Sejak awal kedatangannya di Nusantara, niat kompeni
adalah menguasai perdagangan hasil bum. Pada mulanya adalah rempah-rempah.
Kemudian menyusul produk perkebunan lain dan pertanian. Bagi orang-orang Eropa,
komoditas tersebut sangat berharga. Bahkan menurut data yang didapat dari
pameran “Jalur Rempah” di Museum Nasional 2015 lalu, produk rempah-rempah
harganya pernah puluhan kali lipat lebih banyak daripada emas. Maka pernah
muncul diktum, barangsiapa menguasai rempah-rempah, maka ia akan menguasai
dunia. Menguasai berarti harus mampu mengontrol dan mengorganisasi produksi dan
distribusi. Dalam kerangka berpikir seperti inilah kompeni menjalankan praktik
eksploitasi ekonominya.
Kompeni mengajak para raja-raja lokal untuk sama-sama
memaksa petani menanam produk pertanian tertentu dengan jumlah tertentu. Petani
juga dibebani berbagai macam pajak. Keuntungan yang tidak seberapa, kebutuhan
hidup yang semakin meningkat, ditambah dengan pajak yang semakin membebani
membuat petani terjerat hutang. Para petani berhutang dengan bunga tinggi pada
orang Cina dan penguasa lokal, yang pengembalian hutangnya dapat dibayar dengan
hasil pertanian (sistem ijon). Dalam kondisi seperti ini, bekerja dan berhutang
menjadi tidak ada bedanya. Sebab, bekerja adalah untuk menambal hutang. Sedang
berhutang adalah untuk modal bekerja.
Dalam struktur kekuasaan kolonial, pemerintah kompeni
menempati struktur paling atas. Namun untuk membendung gejala psiko sosial xenophobia,
melawan pada yang asing, dalam benak pribumi tertindas, kompeni mengecer
sebagian kecil kekuasaannya kepada para penguasa lokal. Para penguasa ini menjadi
kaki tangan kompeni dan menjadikannya sebagai aktor yang bersentuhan langsung
dengan kaum pribumi tertindas dalam sistem eksploitasi kolonial kompeni.

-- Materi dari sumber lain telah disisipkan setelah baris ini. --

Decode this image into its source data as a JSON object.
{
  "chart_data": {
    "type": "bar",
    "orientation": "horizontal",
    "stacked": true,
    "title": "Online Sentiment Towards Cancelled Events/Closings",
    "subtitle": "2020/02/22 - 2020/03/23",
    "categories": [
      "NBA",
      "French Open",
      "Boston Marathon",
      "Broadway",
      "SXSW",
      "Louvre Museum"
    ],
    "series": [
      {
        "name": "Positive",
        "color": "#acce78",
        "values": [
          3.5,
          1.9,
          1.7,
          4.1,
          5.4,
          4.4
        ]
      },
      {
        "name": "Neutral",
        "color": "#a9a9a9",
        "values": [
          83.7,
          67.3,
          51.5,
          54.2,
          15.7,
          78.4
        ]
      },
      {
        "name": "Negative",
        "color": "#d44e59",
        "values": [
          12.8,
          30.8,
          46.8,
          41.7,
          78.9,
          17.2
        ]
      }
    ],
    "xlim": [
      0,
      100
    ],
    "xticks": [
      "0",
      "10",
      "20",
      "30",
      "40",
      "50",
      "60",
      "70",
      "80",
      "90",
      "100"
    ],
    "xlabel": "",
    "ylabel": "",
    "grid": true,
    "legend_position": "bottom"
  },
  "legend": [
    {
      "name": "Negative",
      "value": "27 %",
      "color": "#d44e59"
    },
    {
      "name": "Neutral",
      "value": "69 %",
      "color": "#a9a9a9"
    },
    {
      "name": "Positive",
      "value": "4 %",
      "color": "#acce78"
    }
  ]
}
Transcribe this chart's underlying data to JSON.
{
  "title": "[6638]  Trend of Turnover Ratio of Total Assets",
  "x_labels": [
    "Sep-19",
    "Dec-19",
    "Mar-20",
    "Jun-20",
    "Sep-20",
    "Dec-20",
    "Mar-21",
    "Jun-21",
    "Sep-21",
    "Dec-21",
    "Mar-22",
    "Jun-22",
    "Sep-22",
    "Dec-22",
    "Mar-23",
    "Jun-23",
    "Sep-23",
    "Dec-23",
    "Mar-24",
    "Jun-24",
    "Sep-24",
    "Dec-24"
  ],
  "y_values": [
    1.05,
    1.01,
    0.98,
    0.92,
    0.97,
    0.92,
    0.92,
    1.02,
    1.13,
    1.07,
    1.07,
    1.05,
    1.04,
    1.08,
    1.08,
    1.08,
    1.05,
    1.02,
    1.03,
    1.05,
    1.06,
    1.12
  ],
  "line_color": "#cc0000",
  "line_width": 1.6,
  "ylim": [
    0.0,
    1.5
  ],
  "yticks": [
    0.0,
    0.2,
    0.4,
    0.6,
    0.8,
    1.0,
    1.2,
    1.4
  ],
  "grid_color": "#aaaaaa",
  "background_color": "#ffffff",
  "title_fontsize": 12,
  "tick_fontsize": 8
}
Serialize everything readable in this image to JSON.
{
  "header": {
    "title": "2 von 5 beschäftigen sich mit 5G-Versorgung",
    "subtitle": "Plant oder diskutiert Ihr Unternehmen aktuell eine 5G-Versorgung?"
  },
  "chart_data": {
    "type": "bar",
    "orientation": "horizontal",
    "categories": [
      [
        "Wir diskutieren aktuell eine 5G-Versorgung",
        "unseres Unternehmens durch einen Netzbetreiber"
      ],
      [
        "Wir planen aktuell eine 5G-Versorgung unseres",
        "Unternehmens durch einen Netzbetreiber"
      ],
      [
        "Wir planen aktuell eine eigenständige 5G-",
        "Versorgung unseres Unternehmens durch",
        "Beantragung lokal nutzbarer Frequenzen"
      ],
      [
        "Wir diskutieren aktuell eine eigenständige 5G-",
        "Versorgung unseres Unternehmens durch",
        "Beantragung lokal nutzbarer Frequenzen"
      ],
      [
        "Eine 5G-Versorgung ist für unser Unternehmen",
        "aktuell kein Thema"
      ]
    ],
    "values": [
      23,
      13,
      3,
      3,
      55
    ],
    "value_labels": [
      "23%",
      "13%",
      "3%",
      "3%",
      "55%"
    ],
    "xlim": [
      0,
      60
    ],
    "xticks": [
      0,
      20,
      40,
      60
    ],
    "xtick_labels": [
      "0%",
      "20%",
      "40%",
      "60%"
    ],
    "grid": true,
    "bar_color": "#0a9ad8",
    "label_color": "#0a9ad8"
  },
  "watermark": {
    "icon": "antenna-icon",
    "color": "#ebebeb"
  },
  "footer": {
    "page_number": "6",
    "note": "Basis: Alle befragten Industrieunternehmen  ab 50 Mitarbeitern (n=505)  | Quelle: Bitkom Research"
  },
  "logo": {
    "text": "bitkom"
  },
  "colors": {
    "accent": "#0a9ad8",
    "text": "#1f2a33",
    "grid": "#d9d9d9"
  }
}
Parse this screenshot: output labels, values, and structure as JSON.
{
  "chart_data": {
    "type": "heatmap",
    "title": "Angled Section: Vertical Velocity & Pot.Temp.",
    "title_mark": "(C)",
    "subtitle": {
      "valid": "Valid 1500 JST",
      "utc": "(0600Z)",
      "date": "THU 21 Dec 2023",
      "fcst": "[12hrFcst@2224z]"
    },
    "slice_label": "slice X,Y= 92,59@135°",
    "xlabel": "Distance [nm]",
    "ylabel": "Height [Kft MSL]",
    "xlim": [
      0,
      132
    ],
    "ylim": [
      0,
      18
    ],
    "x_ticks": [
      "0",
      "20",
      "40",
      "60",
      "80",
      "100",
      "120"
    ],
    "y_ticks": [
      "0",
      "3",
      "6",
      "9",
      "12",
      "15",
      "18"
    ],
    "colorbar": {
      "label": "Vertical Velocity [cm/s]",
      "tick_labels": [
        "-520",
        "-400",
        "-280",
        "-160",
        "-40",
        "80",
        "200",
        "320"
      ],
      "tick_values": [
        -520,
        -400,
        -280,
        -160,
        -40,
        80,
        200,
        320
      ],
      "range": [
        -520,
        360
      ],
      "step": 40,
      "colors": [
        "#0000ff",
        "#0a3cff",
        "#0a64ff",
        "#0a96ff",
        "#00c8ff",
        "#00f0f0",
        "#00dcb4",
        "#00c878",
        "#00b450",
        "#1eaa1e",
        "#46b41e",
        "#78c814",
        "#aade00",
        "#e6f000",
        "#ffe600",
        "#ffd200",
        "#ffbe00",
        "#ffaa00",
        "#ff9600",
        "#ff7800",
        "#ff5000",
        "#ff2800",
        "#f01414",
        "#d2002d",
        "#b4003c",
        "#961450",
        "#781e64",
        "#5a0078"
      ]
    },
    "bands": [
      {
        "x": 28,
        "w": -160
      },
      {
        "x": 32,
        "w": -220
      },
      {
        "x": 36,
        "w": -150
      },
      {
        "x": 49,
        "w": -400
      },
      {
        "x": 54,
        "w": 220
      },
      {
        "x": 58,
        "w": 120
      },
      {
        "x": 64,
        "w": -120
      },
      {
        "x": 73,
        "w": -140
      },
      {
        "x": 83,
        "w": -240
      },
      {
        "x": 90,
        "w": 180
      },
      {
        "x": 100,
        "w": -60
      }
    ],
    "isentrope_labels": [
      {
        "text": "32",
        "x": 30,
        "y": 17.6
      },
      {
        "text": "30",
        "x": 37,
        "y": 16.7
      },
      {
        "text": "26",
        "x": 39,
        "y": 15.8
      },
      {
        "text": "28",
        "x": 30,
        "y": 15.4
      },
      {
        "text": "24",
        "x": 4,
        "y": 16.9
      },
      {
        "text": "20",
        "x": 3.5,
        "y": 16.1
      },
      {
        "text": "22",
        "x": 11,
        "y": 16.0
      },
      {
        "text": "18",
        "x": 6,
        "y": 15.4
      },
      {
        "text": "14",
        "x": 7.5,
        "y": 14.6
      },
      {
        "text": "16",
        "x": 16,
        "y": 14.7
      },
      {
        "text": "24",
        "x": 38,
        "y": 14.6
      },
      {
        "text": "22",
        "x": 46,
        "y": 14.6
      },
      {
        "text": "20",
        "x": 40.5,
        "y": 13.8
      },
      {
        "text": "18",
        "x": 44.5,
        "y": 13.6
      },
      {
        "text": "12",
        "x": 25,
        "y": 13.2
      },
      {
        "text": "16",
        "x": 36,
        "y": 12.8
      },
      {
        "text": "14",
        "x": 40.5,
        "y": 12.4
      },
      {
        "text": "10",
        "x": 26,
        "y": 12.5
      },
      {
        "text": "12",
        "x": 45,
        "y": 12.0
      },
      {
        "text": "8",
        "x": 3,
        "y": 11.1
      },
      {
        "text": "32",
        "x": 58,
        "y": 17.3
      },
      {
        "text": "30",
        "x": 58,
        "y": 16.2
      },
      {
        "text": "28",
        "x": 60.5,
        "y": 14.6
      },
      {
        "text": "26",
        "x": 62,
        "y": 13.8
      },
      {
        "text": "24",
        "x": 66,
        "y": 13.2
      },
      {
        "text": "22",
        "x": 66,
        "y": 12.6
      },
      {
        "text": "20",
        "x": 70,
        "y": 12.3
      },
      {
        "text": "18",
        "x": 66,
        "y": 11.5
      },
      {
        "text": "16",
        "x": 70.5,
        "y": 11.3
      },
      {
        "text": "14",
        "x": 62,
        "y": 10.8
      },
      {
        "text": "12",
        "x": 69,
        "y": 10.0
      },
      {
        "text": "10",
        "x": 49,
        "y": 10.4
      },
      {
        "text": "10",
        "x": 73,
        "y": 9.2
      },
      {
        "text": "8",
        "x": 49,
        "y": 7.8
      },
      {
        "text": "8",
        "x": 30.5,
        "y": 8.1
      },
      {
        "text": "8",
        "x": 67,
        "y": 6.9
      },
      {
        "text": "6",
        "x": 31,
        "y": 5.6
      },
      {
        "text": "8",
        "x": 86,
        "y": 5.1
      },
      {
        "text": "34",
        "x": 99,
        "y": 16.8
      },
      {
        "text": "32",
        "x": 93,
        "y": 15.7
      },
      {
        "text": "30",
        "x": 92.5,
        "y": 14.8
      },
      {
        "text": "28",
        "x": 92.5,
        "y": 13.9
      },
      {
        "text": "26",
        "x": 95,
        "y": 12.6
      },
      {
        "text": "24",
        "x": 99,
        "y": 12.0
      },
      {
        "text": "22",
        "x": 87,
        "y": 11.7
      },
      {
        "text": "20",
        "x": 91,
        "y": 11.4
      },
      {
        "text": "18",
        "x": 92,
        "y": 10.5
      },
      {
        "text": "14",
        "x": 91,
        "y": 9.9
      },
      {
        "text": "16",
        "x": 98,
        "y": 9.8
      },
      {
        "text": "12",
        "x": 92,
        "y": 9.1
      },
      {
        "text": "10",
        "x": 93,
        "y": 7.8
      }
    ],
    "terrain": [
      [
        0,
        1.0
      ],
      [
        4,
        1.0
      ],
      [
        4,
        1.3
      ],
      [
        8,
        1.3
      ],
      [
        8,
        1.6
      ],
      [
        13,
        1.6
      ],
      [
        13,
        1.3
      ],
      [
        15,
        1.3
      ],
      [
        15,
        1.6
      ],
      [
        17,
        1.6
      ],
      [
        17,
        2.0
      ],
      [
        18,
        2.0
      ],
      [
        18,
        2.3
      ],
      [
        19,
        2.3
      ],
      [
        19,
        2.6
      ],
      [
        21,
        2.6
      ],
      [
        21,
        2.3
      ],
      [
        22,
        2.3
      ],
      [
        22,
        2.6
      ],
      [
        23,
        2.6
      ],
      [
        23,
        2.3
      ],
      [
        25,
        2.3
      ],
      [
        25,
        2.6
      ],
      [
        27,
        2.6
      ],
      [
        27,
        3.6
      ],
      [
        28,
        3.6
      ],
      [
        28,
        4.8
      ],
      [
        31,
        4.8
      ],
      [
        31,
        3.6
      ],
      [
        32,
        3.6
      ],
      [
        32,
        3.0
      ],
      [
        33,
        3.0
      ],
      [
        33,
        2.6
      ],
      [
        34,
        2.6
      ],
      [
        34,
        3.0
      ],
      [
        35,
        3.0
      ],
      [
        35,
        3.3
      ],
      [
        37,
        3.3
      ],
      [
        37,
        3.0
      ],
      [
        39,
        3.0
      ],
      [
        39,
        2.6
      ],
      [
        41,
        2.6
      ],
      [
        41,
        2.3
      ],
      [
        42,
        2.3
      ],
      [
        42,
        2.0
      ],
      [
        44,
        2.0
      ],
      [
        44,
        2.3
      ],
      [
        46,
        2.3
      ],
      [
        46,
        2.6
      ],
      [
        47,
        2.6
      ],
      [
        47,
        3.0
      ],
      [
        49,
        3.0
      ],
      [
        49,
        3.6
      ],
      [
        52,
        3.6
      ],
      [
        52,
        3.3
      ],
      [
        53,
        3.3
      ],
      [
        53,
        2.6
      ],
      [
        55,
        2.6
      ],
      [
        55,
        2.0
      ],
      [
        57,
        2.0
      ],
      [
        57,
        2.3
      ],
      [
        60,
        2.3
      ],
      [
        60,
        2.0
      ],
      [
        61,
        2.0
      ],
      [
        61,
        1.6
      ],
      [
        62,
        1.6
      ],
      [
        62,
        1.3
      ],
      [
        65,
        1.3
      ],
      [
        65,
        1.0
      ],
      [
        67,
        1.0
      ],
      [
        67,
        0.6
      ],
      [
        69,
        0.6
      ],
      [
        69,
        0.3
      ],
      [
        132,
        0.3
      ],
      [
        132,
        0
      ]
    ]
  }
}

Dipimpin oleh orang asing tentu berbeda dengan dipimpin orang sendiri. Untuk
menjalankan sistem ini, kompeni mengajak para raja lokal, adik-adik raja, dan
kerabat raja sebagai tangan kanan kepercayaan. Oleh kompeni mereka diberi
banyak keistimewaan, seperti gaji, perlindungan keamanan dan pewarisan jabatan
pada anak kerabatnya selama tujuh turunan.
Dalam kehidupan kolonial, kesejahteraan ekonomi
mengikuti aliran kekuasaan kompeni. Semakin
banyak seseorang mendapatkan aliran kekuasaan kompeni, semakin besar peluangnya
untuk mendapatkan uang. Di Indonesia masa kolonial, kekuasaan menentukan
kesejahteraan, kekuasaan menentukan ekonomi, orang berharta, jika ia berkuasa.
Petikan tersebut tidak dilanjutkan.